Hemos cometido los mismos errores que llevaron al hundimiento de las democracias liberales en tiempos de la República de Weimar. Desde que los aliados entraron en el infierno de Auschwitz hemos estado viviendo en un sueño efímero, provisional, el derivado de confundir democracia con sociedad de consumo y libertad con capitalismo, y eso que Walter Benjamin ya nos avisó de los peligros de las nuevas plataformas de comunicación del siglo XX como canales políticos para la instauración del nazismo. No hemos salido de la obra de arte en la época de su reproductibilidad técnica, como escribió el genio alemán, y si en los años veinte del pasado siglo eran la fotografía o el cine los que alienaban al personal y se ponían al servicio de la causa del fascismo, hoy son esos estúpidos memes y cortometrajes goebbelsianos de Youtube los que se reduplican hasta la saciedad, millones de veces al segundo, por arte de magia del bot o algoritmo. La mentira se ha reproducido tantas veces que ha terminado por hacerse realidad. Todo lo que está ocurriendo lo vio venir el atormentado Benjamin (a quien ya no lee nadie) aquel judío errante perseguido por los nazis que no encontró más salida que una liberadora dosis de morfina para escapar de la pesadilla. A ese Portbou de terror, a esa ratonera letal, nos quieren arrastrar a todos por segunda vez.
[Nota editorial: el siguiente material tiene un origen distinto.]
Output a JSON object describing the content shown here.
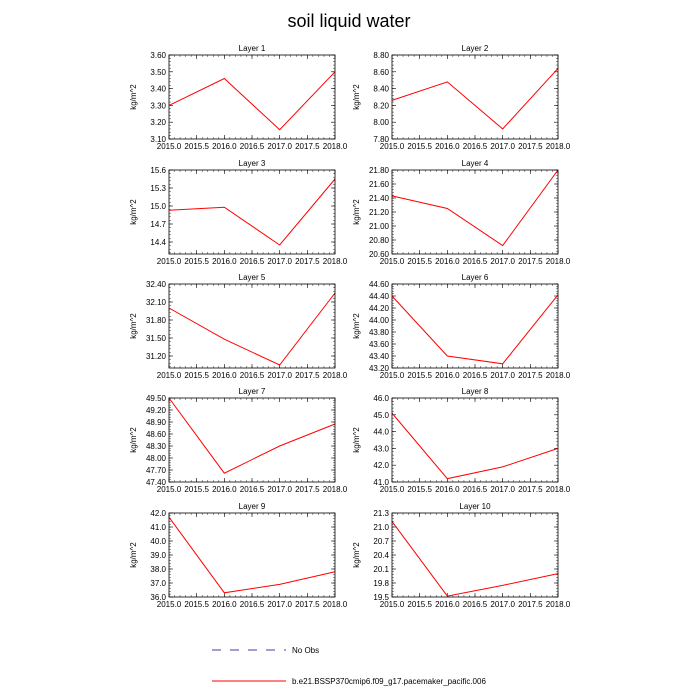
{
  "title": "soil liquid water",
  "colors": {
    "model_line": "#ff0000",
    "obs_line": "#00008b",
    "axis": "#000000"
  },
  "legend": {
    "obs_label": "No Obs",
    "model_label": "b.e21.BSSP370cmip6.f09_g17.pacemaker_pacific.006"
  },
  "chart_data": [
    {
      "type": "line",
      "title": "Layer 1",
      "ylabel": "kg/m^2",
      "x": [
        2015.0,
        2016.0,
        2017.0,
        2018.0
      ],
      "values": [
        3.3,
        3.46,
        3.155,
        3.5
      ],
      "xlim": [
        2015.0,
        2018.0
      ],
      "ylim": [
        3.1,
        3.6
      ],
      "xticks": [
        "2015.0",
        "2015.5",
        "2016.0",
        "2016.5",
        "2017.0",
        "2017.5",
        "2018.0"
      ],
      "yticks": [
        "3.10",
        "3.20",
        "3.30",
        "3.40",
        "3.50",
        "3.60"
      ]
    },
    {
      "type": "line",
      "title": "Layer 2",
      "ylabel": "kg/m^2",
      "x": [
        2015.0,
        2016.0,
        2017.0,
        2018.0
      ],
      "values": [
        8.26,
        8.48,
        7.92,
        8.64
      ],
      "xlim": [
        2015.0,
        2018.0
      ],
      "ylim": [
        7.8,
        8.8
      ],
      "xticks": [
        "2015.0",
        "2015.5",
        "2016.0",
        "2016.5",
        "2017.0",
        "2017.5",
        "2018.0"
      ],
      "yticks": [
        "7.80",
        "8.00",
        "8.20",
        "8.40",
        "8.60",
        "8.80"
      ]
    },
    {
      "type": "line",
      "title": "Layer 3",
      "ylabel": "kg/m^2",
      "x": [
        2015.0,
        2016.0,
        2017.0,
        2018.0
      ],
      "values": [
        14.93,
        14.98,
        14.35,
        15.45
      ],
      "xlim": [
        2015.0,
        2018.0
      ],
      "ylim": [
        14.2,
        15.6
      ],
      "xticks": [
        "2015.0",
        "2015.5",
        "2016.0",
        "2016.5",
        "2017.0",
        "2017.5",
        "2018.0"
      ],
      "yticks": [
        "14.4",
        "14.7",
        "15.0",
        "15.3",
        "15.6"
      ]
    },
    {
      "type": "line",
      "title": "Layer 4",
      "ylabel": "kg/m^2",
      "x": [
        2015.0,
        2016.0,
        2017.0,
        2018.0
      ],
      "values": [
        21.43,
        21.25,
        20.72,
        21.8
      ],
      "xlim": [
        2015.0,
        2018.0
      ],
      "ylim": [
        20.6,
        21.8
      ],
      "xticks": [
        "2015.0",
        "2015.5",
        "2016.0",
        "2016.5",
        "2017.0",
        "2017.5",
        "2018.0"
      ],
      "yticks": [
        "20.60",
        "20.80",
        "21.00",
        "21.20",
        "21.40",
        "21.60",
        "21.80"
      ]
    },
    {
      "type": "line",
      "title": "Layer 5",
      "ylabel": "kg/m^2",
      "x": [
        2015.0,
        2016.0,
        2017.0,
        2018.0
      ],
      "values": [
        32.0,
        31.48,
        31.05,
        32.25
      ],
      "xlim": [
        2015.0,
        2018.0
      ],
      "ylim": [
        31.0,
        32.4
      ],
      "xticks": [
        "2015.0",
        "2015.5",
        "2016.0",
        "2016.5",
        "2017.0",
        "2017.5",
        "2018.0"
      ],
      "yticks": [
        "31.20",
        "31.50",
        "31.80",
        "32.10",
        "32.40"
      ]
    },
    {
      "type": "line",
      "title": "Layer 6",
      "ylabel": "kg/m^2",
      "x": [
        2015.0,
        2016.0,
        2017.0,
        2018.0
      ],
      "values": [
        44.4,
        43.4,
        43.27,
        44.42
      ],
      "xlim": [
        2015.0,
        2018.0
      ],
      "ylim": [
        43.2,
        44.6
      ],
      "xticks": [
        "2015.0",
        "2015.5",
        "2016.0",
        "2016.5",
        "2017.0",
        "2017.5",
        "2018.0"
      ],
      "yticks": [
        "43.20",
        "43.40",
        "43.60",
        "43.80",
        "44.00",
        "44.20",
        "44.40",
        "44.60"
      ]
    },
    {
      "type": "line",
      "title": "Layer 7",
      "ylabel": "kg/m^2",
      "x": [
        2015.0,
        2016.0,
        2017.0,
        2018.0
      ],
      "values": [
        49.5,
        47.62,
        48.3,
        48.85
      ],
      "xlim": [
        2015.0,
        2018.0
      ],
      "ylim": [
        47.4,
        49.5
      ],
      "xticks": [
        "2015.0",
        "2015.5",
        "2016.0",
        "2016.5",
        "2017.0",
        "2017.5",
        "2018.0"
      ],
      "yticks": [
        "47.40",
        "47.70",
        "48.00",
        "48.30",
        "48.60",
        "48.90",
        "49.20",
        "49.50"
      ]
    },
    {
      "type": "line",
      "title": "Layer 8",
      "ylabel": "kg/m^2",
      "x": [
        2015.0,
        2016.0,
        2017.0,
        2018.0
      ],
      "values": [
        45.1,
        41.2,
        41.9,
        43.0
      ],
      "xlim": [
        2015.0,
        2018.0
      ],
      "ylim": [
        41.0,
        46.0
      ],
      "xticks": [
        "2015.0",
        "2015.5",
        "2016.0",
        "2016.5",
        "2017.0",
        "2017.5",
        "2018.0"
      ],
      "yticks": [
        "41.0",
        "42.0",
        "43.0",
        "44.0",
        "45.0",
        "46.0"
      ]
    },
    {
      "type": "line",
      "title": "Layer 9",
      "ylabel": "kg/m^2",
      "x": [
        2015.0,
        2016.0,
        2017.0,
        2018.0
      ],
      "values": [
        41.7,
        36.3,
        36.9,
        37.8
      ],
      "xlim": [
        2015.0,
        2018.0
      ],
      "ylim": [
        36.0,
        42.0
      ],
      "xticks": [
        "2015.0",
        "2015.5",
        "2016.0",
        "2016.5",
        "2017.0",
        "2017.5",
        "2018.0"
      ],
      "yticks": [
        "36.0",
        "37.0",
        "38.0",
        "39.0",
        "40.0",
        "41.0",
        "42.0"
      ]
    },
    {
      "type": "line",
      "title": "Layer 10",
      "ylabel": "kg/m^2",
      "x": [
        2015.0,
        2016.0,
        2017.0,
        2018.0
      ],
      "values": [
        21.12,
        19.52,
        19.75,
        20.0
      ],
      "xlim": [
        2015.0,
        2018.0
      ],
      "ylim": [
        19.5,
        21.3
      ],
      "xticks": [
        "2015.0",
        "2015.5",
        "2016.0",
        "2016.5",
        "2017.0",
        "2017.5",
        "2018.0"
      ],
      "yticks": [
        "19.5",
        "19.8",
        "20.1",
        "20.4",
        "20.7",
        "21.0",
        "21.3"
      ]
    }
  ]
}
Ochenta años de la liberación de Auschwitz por el Ejército soviético. Ochenta años de pacífica civilización (la civilización es la más inalcanzable de las utopías). Todo niño debería visitar al menos una vez en la vida ese campo de exterminio en el que fueron asesinadas más de un millón de personas. Pero lo hemos dejado pasar, nos hemos convertido en suicidas de la memoria, y el santuario del Holocausto ha terminado por reciclarse en un gran campo de atracciones mediático para que los youtubers y bellas influencers retransmitan sus idioteces digitales y sesiones de maquillaje globalizantes a pie de horno crematorio, entre el paredón y el macabro Bloque 11. Hemos convertido el escenario del relato más pavoroso del ser humano en un teatro vacío sin resignificación ni interpretación alguna. Auschwitz ha quedado como un recuerdo lejano, como una de esas fechas de batallas antiguas en los polvorientos libros de historia. Una Gaugamela desconocida para la opinión pública de las democracias liberales decadentes. De nada han servido las pedagógicas películas de Spielberg sobre malvados nazis, ni los testimonios orales aún frescos de los pocos nonagenarios que siguen vivos para contarlo, ni los textos y escritos de los perseguidos como Hannah Arendt, Primo Levi, Simone Veil o Elie Wiesel. Los negacionistas del Holocausto que creen que Auschwitz fue una invención de los norteamericanos ya son legión, mientras el capitalismo salvaje (que no deja de ser el triunfo del fascismo económico) ha terminado por alienarnos a todos bajo aquel infame eslogan que colgaba a la entrada del infierno: Arbeit Machj Frei (“El trabajo hace libre”). La historia es una simple acumulación de errores que se repiten una y otra vez. Ya lo dijo Benjamin.